纵使最后江邢夜是抱着江稚羽从直升机上跳下污染区,在进入污染区的那一刻,两人还是出现在了污染区的不同地方。
这是一座废弃小镇,各式各样的建筑物倾倒歪斜。有些房屋表面完好,内里却是一片空壳,倒塌的房梁在地上砸出一个大坑。有些房屋损坏严重,内部的破旧家具凌乱地堆在一起。
江稚羽挑了一个视野较好的高层塔屋,跑上房顶,打算先观察观察这个小镇的情况。
废弃小镇似乎已经被遗忘许久,破旧的房屋门窗紧闭,寂静无声,断壁残垣孤零零地立着,只有风摇动各种门板窗板传来的吱呀声。大街上散落着朽木碎石,杂草从石块的裂缝中凌乱地生长起来,格外荒凉。
在不远处的墙壁后,江稚羽瞧见一个正在移动的物体。
定睛,一柄移动的长戟。
两端的戟锋锐过刀片,顶部的戟头比钢针还尖锐,这若是被捅到,少说也要多一个窟窿出来。

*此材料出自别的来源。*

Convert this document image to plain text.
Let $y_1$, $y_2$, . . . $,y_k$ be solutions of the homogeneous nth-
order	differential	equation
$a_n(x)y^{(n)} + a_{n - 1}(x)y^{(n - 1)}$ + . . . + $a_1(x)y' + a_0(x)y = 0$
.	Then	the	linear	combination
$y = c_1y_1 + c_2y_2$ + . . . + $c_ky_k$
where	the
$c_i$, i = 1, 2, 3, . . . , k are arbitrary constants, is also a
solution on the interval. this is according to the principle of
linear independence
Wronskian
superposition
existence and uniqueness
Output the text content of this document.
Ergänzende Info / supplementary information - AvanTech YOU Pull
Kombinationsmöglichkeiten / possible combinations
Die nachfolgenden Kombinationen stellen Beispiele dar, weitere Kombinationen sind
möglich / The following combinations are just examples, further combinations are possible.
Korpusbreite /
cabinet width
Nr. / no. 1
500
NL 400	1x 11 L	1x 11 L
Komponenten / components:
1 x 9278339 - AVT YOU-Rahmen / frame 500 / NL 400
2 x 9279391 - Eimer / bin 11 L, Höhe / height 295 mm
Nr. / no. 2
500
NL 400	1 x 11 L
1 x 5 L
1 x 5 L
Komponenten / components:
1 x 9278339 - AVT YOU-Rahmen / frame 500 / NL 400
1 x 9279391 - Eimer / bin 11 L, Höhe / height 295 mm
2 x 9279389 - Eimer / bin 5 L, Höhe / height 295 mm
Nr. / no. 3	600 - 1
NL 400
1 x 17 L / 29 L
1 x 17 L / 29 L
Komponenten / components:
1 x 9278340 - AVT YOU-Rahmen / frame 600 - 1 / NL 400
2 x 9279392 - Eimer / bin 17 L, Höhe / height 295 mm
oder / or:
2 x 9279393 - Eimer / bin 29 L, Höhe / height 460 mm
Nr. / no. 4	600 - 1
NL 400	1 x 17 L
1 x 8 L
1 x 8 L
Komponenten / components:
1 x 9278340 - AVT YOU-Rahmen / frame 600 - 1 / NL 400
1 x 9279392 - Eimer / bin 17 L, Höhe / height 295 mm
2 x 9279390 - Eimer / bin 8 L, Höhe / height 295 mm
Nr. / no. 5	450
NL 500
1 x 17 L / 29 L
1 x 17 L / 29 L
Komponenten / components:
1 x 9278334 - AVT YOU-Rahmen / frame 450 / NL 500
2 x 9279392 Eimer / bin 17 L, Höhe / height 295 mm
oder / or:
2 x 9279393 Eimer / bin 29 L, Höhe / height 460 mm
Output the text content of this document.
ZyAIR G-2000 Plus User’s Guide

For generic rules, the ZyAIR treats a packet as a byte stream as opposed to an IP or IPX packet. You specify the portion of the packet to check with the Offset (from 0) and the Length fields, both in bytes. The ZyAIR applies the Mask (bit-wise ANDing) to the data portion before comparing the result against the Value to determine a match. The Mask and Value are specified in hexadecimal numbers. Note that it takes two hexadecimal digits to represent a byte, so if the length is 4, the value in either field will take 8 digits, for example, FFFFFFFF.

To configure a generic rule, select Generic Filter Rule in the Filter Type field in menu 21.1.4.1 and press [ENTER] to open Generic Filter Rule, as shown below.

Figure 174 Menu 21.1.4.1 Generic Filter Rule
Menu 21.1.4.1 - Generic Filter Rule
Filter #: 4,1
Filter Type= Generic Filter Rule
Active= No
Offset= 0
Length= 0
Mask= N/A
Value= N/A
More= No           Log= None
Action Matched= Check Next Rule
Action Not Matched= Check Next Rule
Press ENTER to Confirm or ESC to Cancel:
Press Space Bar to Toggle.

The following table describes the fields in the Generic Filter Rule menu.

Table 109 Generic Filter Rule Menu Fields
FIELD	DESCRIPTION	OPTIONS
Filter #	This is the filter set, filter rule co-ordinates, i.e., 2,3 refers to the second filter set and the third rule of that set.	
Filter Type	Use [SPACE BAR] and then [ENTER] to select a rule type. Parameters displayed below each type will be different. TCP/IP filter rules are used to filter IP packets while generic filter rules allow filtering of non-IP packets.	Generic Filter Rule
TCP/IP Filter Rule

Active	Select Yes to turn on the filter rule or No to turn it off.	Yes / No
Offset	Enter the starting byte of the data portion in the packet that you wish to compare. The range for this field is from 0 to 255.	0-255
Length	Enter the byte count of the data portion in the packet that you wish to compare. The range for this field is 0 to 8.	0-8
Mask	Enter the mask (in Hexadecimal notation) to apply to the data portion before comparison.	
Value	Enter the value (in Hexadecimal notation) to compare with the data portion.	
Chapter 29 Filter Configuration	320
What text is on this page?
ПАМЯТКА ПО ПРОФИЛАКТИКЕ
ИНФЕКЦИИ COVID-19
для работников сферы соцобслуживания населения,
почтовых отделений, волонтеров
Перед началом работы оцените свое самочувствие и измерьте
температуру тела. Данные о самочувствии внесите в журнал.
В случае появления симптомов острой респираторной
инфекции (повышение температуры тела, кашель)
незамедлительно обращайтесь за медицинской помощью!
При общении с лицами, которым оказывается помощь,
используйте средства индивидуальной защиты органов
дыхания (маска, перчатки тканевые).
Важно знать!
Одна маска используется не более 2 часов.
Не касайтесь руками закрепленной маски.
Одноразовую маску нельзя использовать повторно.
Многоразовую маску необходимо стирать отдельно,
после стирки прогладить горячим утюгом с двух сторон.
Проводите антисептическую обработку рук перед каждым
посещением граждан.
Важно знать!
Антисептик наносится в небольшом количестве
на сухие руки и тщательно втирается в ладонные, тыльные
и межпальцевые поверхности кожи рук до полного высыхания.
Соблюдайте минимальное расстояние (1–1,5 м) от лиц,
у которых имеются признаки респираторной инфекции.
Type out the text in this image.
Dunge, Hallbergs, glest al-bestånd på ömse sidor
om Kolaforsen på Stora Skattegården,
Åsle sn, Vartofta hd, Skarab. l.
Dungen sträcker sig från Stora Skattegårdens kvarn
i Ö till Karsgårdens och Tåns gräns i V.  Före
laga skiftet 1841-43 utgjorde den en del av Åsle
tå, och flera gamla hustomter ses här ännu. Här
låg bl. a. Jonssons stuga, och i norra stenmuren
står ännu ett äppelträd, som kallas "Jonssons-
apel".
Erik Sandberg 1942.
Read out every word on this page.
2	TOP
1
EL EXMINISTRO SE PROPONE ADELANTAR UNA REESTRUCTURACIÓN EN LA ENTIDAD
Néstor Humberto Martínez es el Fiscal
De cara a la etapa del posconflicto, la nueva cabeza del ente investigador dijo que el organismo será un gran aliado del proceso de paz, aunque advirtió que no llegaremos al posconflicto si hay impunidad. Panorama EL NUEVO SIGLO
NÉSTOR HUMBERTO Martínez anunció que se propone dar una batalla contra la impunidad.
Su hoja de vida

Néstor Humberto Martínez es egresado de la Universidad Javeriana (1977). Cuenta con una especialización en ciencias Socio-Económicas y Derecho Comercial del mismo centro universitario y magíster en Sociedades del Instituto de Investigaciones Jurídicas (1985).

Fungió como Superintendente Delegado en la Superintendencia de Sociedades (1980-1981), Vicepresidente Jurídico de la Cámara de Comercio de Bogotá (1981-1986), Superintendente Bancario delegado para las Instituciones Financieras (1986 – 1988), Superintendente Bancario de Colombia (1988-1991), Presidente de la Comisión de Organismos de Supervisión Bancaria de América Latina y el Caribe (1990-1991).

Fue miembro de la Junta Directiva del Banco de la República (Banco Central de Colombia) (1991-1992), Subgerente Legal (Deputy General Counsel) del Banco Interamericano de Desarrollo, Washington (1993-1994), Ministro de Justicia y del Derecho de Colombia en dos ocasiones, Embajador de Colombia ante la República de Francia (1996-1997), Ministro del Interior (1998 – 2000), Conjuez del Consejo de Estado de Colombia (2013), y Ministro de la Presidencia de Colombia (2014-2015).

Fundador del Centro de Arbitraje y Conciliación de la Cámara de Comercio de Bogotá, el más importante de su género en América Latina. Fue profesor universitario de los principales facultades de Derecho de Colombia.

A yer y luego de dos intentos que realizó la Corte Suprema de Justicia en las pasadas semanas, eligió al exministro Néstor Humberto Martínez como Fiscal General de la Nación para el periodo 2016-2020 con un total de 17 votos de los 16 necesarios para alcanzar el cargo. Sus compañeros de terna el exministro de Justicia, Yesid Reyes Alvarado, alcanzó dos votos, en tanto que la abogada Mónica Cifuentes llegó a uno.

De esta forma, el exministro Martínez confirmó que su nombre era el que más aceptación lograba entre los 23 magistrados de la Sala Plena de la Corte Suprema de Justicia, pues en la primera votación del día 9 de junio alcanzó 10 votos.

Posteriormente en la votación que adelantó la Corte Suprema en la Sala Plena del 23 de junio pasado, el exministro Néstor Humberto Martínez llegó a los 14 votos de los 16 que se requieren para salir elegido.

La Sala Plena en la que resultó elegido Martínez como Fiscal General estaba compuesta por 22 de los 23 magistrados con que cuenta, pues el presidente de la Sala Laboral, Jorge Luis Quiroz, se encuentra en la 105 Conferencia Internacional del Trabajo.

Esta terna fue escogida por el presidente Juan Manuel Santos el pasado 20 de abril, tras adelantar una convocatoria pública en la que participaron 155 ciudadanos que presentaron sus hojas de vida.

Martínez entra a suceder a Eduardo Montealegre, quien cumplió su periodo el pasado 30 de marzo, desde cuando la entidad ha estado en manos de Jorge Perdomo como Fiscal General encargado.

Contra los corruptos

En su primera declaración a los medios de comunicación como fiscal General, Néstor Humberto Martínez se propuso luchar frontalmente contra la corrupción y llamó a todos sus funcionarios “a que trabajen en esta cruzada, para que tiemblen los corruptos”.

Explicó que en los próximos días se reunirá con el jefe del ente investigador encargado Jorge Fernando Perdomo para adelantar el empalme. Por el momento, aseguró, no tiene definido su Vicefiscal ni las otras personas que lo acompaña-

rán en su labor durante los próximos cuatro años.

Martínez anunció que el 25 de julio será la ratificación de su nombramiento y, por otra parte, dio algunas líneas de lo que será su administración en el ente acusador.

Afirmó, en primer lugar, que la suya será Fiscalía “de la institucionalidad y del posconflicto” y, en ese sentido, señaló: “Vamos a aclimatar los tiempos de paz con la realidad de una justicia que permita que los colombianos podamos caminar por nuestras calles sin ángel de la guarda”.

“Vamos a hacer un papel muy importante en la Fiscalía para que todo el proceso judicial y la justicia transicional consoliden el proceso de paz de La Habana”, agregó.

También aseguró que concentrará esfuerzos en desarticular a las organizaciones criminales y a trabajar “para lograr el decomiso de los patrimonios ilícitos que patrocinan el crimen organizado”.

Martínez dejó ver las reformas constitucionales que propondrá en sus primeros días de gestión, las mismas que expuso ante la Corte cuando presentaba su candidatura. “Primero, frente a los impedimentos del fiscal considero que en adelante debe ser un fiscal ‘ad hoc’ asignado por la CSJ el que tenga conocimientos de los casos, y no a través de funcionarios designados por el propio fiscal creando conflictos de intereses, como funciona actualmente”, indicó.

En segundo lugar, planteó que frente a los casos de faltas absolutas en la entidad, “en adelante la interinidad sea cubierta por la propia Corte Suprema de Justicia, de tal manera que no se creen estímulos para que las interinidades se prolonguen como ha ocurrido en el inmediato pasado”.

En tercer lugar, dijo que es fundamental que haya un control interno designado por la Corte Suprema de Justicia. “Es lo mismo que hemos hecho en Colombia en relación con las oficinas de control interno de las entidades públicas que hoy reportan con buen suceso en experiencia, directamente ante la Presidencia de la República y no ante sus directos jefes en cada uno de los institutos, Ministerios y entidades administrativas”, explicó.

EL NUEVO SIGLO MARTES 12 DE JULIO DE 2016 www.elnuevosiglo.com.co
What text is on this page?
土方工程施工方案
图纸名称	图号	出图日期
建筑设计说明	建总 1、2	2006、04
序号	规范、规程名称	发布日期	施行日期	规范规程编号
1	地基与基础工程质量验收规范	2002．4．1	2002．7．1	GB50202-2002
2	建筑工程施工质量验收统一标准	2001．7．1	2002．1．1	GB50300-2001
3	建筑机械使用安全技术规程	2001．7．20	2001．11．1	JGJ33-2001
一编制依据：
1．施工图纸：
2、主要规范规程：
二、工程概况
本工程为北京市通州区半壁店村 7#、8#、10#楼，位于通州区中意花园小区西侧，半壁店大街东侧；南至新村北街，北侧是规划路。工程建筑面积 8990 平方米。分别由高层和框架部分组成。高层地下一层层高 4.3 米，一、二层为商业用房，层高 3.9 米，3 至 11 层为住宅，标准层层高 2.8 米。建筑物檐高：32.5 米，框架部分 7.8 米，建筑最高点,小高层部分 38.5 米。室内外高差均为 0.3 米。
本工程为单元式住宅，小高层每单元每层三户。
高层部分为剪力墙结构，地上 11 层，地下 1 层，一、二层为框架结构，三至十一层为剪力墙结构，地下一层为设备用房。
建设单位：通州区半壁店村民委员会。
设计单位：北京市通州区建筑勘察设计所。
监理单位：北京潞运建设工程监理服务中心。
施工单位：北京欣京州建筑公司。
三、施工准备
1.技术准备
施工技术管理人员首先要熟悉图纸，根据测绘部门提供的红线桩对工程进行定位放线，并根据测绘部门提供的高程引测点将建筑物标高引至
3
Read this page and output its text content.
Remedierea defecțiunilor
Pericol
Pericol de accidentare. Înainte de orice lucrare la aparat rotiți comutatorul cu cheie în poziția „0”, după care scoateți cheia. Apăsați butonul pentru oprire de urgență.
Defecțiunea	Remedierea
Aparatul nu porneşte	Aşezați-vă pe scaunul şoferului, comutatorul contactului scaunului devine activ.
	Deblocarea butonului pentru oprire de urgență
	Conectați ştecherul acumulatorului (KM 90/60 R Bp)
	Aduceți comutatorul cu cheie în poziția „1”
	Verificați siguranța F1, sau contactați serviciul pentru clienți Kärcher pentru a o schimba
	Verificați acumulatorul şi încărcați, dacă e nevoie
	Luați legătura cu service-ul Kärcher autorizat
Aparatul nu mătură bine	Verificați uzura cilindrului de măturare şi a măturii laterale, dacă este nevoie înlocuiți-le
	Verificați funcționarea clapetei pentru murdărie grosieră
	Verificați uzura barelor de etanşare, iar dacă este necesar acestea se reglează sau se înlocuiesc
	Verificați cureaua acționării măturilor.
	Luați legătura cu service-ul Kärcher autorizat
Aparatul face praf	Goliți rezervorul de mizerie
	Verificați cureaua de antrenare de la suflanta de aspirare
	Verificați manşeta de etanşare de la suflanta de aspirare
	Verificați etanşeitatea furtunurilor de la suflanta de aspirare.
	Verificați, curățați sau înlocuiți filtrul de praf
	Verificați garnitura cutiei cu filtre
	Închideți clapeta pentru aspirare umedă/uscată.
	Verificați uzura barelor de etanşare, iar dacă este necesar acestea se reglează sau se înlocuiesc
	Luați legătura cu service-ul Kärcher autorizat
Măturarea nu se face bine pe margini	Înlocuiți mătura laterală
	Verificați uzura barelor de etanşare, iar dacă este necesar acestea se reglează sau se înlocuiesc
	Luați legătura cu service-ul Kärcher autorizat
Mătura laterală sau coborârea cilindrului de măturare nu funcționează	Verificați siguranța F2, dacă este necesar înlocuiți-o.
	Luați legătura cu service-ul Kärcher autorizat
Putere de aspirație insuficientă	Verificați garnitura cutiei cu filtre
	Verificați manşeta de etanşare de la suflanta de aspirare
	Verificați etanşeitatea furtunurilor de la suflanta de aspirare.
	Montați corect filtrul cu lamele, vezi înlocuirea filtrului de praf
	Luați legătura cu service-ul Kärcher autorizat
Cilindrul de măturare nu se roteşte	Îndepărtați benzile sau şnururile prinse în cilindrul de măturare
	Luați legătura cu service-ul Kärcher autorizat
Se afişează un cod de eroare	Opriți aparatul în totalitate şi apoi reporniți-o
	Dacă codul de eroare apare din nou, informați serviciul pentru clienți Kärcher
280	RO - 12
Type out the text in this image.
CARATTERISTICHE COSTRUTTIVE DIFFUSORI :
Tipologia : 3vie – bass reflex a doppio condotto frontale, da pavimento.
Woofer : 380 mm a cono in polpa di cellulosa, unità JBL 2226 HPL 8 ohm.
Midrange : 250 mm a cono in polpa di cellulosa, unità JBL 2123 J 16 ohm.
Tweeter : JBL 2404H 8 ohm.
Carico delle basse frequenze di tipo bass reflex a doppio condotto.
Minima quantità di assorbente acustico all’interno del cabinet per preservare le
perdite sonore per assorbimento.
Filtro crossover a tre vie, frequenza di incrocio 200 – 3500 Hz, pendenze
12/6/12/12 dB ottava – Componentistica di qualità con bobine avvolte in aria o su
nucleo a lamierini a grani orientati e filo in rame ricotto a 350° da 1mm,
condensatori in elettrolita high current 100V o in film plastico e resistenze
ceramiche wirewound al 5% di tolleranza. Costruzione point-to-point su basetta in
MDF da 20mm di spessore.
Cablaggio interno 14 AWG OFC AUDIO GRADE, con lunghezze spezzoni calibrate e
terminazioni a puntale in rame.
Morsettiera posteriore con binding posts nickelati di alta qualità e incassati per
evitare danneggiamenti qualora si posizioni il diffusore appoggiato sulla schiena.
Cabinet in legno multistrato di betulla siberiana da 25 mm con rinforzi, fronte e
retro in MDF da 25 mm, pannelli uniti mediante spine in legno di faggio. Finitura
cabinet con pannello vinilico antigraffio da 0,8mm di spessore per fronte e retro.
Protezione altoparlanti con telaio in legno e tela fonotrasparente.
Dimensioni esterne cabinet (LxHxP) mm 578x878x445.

江稚羽换了个窗户,看见那柄移动的戟缓缓地经过墙壁,转角处,拿着戟的生物终于显现。江稚羽一瞧,竟格外熟悉,熟悉得令人无语。
是鱼头人。它们拿着长戟。
这个污染区跟刚刚那个离得近,理解。
两颗死鱼眼好像没有聚焦的地方,眼睁睁地朝着天,呆头呆脑的,三两个鱼头人相遇,也是直挺挺地朝对方撞去,然后调转方向继续巡逻。感觉大脑已完全萎缩,不太聪明的样子。
江稚羽从包里拿出几个榴弹,朝那几只鱼头人扔去。
爆炸声轰鸣,由于距离有限,只炸碎了两个离她较近的鱼头人,剩下一个残了一只手,却感受不到痛苦一般。另手仍旧握着长戟,步伐机械地走来。
江稚羽又拿出手枪,朝那只走来的鱼头人开了三枪。她没怎么受过枪械训练,只有第三发子弹才击中那只鱼头人。子弹没入它的身体里,却是直挺挺地钉进去,像打入一块死物。
鱼头人仍旧睁着充满淡淡死感的鱼眼,照常巡着。
好蠢。
江稚羽腹诽,要是被这么蠢头蠢脑的异形打趴,她会被他哥嘲笑很久的。
她想起那名哨兵说的话,遂想验证一下是不是呼吸引发攻击的结论,恰逢那只鱼头人正在朝这里挪来,江稚羽下了楼。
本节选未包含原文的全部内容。